Foundation Model-oriented Robustness: Robust Image Model Evaluation with Pretrained Models
Peiyan Zhang, Haoyang Liu, Chaozhuo Li, Xing Xie, Sunghun Kim, Haohan Wang
TL;DR
This paper tackles the misalignment between fixed benchmarks and real-world robustness by proposing a dynamic evaluation framework that treats a zoo of foundation models as surrogate oracles. It introduces a counterfactual-generation method, guided by a foundation-model ensemble, to perturb images while preserving the underlying image–label structure, and defines Foundation Model-oriented Robustness (FMR) to quantify robustness relative to the oracle. The authors conduct comprehensive experiments across standard and robust vision models on MNIST, CIFAR-10, and ImageNet, showing that transformer-based architectures and certain perturbation strategies yield higher FMR, while some existing robustness methods under dynamic evaluation falter. They also analyze biases, zero-shot limitations, and the transferability of generated perturbations, arguing that dynamic, foundation-model–driven evaluation offers a more credible and actionable picture of model robustness and guidance for future improvements.
Abstract
Machine learning has demonstrated remarkable performance over finite datasets, yet whether the scores over the fixed benchmarks can sufficiently indicate the model's performance in the real world is still in discussion.

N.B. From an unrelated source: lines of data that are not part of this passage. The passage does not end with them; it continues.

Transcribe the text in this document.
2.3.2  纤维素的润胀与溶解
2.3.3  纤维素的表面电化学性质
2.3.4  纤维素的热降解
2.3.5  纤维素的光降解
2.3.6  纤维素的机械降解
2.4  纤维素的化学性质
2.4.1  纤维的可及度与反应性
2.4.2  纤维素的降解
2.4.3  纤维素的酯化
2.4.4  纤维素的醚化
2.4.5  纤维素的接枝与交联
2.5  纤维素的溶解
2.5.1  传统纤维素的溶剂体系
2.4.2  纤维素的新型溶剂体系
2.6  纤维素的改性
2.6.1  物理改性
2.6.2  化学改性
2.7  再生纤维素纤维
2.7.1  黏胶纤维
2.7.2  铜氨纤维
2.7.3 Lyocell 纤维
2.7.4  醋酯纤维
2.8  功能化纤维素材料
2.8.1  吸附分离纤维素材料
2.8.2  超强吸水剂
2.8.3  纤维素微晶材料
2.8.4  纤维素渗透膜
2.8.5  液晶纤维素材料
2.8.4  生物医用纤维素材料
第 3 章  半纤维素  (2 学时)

In reality, an ideal robust model will probably behave similarly to the oracle (e.g., the human users), thus a good evaluation protocol is probably to evaluate the models' behaviors in comparison to the oracle. In this paper, we introduce a new robustness measurement that directly measures the image classification model's performance compared with a surrogate oracle (i.e., a foundation model). Besides, we design a simple method that can accomplish the evaluation beyond the scope of the benchmarks. Our method extends the image datasets with new samples that are sufficiently perturbed to be distinct from the ones in the original sets, but are still bounded within the same image-label structure the original test image represents, constrained by a foundation model pretrained with a large amount of samples. As a result, our new method will offer us a new way to evaluate the models' robustness performance, free of limitations of fixed benchmarks or constrained perturbations, although scoped by the power of the oracle. In addition to the evaluation results, we also leverage our generated data to understand the behaviors of the model and our new evaluation strategies.